Was it in “Plan of Attack” that I read some evidence of that? Or was it someplace else?
Well, it could make sense as an explanatory theory… Perhaps… Except that if the idea of launching that particular war, in that particular way (using lean, mobile forces… the kind that can be fairly easily deployed over large distances… Ooops!
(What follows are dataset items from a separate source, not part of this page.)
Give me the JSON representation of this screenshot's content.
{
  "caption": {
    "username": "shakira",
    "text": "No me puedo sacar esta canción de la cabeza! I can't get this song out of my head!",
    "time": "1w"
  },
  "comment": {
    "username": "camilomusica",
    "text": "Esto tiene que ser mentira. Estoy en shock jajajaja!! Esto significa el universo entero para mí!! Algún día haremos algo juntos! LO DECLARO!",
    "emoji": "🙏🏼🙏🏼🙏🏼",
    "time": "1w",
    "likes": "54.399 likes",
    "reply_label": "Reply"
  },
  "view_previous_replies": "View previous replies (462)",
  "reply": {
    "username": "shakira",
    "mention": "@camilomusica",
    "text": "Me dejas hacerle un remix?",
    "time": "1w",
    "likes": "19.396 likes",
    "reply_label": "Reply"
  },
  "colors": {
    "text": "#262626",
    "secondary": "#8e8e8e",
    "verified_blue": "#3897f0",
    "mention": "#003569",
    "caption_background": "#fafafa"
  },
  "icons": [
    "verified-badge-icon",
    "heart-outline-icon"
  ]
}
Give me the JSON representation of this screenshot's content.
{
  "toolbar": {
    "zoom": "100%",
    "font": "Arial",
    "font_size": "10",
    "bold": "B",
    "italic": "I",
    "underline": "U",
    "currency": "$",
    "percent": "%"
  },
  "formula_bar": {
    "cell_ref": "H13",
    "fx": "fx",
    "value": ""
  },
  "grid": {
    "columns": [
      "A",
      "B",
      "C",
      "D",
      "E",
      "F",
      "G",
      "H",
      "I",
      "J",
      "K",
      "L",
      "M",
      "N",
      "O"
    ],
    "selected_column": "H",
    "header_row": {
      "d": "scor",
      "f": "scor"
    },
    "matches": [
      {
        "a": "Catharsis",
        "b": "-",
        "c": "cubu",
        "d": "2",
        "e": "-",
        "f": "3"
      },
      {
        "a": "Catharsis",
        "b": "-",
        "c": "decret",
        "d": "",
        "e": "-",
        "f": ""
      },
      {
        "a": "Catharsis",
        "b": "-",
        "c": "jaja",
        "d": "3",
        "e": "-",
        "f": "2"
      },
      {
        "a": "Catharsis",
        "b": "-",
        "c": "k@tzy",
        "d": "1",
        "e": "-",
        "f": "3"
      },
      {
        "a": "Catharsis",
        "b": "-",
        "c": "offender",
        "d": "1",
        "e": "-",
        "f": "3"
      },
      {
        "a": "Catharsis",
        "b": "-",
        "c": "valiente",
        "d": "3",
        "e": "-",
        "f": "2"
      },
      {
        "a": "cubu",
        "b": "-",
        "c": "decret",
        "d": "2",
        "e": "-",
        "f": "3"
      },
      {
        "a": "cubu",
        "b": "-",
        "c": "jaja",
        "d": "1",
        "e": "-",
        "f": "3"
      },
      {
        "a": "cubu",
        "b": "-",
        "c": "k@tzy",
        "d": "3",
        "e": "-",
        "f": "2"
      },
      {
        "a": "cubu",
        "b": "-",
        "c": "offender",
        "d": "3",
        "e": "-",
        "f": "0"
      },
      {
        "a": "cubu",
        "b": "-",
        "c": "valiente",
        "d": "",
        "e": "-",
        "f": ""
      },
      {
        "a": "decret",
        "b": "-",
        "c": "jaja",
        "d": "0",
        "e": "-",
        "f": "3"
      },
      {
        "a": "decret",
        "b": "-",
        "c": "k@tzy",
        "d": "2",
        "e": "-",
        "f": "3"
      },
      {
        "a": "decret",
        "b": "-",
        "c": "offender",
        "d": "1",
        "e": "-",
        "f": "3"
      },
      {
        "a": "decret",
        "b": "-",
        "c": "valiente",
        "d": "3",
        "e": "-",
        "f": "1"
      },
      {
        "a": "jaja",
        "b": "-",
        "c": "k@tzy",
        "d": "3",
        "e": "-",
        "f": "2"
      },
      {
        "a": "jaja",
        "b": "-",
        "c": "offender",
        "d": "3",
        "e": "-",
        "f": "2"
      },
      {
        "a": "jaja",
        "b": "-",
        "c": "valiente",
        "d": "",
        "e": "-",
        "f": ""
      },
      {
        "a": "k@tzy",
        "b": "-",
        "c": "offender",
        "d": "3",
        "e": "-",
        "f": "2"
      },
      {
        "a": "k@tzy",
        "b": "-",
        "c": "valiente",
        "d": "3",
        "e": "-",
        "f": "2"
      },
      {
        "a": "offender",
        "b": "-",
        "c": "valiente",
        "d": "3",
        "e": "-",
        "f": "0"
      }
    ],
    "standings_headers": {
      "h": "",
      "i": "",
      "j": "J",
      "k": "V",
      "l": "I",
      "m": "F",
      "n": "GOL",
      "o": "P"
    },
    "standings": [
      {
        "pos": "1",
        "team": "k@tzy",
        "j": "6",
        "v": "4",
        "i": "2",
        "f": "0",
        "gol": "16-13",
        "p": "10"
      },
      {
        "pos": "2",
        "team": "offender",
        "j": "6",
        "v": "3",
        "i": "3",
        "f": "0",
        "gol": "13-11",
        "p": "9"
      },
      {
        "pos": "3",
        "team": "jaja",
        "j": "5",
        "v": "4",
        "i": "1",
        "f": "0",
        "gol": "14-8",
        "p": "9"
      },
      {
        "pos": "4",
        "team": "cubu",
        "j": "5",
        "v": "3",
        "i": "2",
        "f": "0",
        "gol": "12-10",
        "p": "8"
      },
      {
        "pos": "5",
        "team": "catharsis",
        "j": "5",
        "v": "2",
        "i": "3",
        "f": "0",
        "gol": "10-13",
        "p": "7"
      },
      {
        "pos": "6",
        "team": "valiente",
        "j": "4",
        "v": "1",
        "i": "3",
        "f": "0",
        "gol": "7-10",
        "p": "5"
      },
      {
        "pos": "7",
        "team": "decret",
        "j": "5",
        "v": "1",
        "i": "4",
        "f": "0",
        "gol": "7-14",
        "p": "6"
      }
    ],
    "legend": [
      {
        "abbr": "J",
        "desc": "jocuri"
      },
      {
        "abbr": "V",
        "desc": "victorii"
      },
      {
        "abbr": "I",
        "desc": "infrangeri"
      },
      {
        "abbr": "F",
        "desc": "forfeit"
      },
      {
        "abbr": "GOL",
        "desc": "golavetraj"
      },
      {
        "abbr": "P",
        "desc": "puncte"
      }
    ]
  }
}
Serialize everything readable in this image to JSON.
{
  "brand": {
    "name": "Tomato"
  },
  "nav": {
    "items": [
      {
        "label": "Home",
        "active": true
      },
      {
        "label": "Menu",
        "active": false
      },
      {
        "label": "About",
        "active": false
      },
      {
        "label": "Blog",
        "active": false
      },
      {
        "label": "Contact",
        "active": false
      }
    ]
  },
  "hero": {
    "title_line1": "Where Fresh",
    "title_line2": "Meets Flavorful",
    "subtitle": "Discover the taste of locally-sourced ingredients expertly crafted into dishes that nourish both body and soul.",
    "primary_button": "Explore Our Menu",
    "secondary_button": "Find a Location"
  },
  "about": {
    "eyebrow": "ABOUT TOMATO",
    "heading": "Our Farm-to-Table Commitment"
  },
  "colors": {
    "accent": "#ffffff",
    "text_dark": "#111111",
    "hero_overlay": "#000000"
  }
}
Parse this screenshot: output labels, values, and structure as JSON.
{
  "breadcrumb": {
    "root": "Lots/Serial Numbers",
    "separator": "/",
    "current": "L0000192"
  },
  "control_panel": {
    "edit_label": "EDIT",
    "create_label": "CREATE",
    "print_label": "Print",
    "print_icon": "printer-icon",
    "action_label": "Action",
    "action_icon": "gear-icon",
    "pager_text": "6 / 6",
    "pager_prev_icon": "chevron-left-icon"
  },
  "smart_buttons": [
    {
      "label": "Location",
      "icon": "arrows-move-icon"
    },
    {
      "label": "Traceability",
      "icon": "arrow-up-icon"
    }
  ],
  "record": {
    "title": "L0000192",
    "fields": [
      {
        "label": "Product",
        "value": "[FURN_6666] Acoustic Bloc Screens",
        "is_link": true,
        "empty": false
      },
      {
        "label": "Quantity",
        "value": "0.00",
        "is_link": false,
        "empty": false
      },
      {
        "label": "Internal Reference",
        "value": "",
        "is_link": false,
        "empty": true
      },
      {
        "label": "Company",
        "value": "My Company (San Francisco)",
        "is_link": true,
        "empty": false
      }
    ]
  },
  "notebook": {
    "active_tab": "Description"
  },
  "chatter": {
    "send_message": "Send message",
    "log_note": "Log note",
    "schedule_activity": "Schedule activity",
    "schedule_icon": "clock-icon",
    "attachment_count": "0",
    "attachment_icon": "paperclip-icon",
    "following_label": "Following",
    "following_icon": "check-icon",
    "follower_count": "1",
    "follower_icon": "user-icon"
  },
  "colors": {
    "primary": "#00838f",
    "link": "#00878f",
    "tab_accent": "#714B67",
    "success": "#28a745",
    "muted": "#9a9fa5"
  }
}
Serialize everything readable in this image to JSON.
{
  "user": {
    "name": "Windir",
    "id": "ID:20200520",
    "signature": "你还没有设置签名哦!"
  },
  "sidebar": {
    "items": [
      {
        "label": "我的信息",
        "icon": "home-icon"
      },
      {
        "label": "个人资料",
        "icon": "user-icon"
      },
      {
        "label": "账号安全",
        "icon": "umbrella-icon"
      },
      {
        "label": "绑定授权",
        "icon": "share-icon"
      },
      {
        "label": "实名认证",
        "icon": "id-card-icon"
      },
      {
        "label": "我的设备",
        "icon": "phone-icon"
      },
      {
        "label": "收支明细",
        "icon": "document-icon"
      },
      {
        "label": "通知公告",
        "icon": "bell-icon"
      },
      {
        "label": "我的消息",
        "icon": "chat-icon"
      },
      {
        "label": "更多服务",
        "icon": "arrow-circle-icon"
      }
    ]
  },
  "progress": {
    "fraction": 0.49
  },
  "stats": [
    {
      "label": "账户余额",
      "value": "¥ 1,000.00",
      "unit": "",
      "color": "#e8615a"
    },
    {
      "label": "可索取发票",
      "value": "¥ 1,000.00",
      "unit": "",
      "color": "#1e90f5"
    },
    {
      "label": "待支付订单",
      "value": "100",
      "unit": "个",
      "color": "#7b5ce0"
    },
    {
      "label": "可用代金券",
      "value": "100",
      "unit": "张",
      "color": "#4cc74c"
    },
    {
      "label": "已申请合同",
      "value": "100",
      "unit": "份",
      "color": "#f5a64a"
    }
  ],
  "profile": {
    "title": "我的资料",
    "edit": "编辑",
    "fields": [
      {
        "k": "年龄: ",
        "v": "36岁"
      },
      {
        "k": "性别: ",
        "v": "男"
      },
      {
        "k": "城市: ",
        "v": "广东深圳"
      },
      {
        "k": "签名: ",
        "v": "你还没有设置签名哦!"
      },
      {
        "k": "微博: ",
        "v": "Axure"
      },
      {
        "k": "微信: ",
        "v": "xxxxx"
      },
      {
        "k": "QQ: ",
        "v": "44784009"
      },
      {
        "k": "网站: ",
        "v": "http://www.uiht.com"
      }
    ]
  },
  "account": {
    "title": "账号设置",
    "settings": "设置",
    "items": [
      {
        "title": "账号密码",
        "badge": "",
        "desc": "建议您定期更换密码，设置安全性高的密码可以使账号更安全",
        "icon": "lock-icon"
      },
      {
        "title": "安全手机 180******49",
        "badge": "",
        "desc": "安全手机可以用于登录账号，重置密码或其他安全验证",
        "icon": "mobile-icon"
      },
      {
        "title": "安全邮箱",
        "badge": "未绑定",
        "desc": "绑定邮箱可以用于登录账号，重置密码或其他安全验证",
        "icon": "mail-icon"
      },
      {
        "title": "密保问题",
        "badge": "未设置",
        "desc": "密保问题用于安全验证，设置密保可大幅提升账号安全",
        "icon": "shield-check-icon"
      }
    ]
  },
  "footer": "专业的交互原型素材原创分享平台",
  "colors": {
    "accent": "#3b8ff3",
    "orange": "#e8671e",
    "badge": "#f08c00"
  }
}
But they ain’t much good at running an occupation!) … If it was indeed Bombs-Away Don’s brilliant idea that doing that would scare the Chinese shitless, then… he scored one heck of a large-scale own goal, didn’t he?
How shocked and awed do YOU think the Chinese are by his little display of power (and its less than glorious outcome)?
In the International Herald Tribune today, Jane Perlez writes:

    it is hard not to notice the legacy of America’s shrinking influence in Asia over the last four years.
    A profound rearrangement is under way, with China and its expanding economy leading the charge, and in some instances, it’s to the exclusion of the United States…
    At the same time, the central banks of China and Japan are holding $1.3 trillion of U.S. government debt, a position that gives Asia quite a bit of leverage, economists say.

She then asks, quite sensibly,

    Is anybody in terror-obsessed Washington paying attention?

She quotes one senior Asian diplomat as saying that since the mid-1990s, China’s diplomacy has been “consistent, subtle and creative.” During the same period, he said, the “U.S. has been out to lunch.”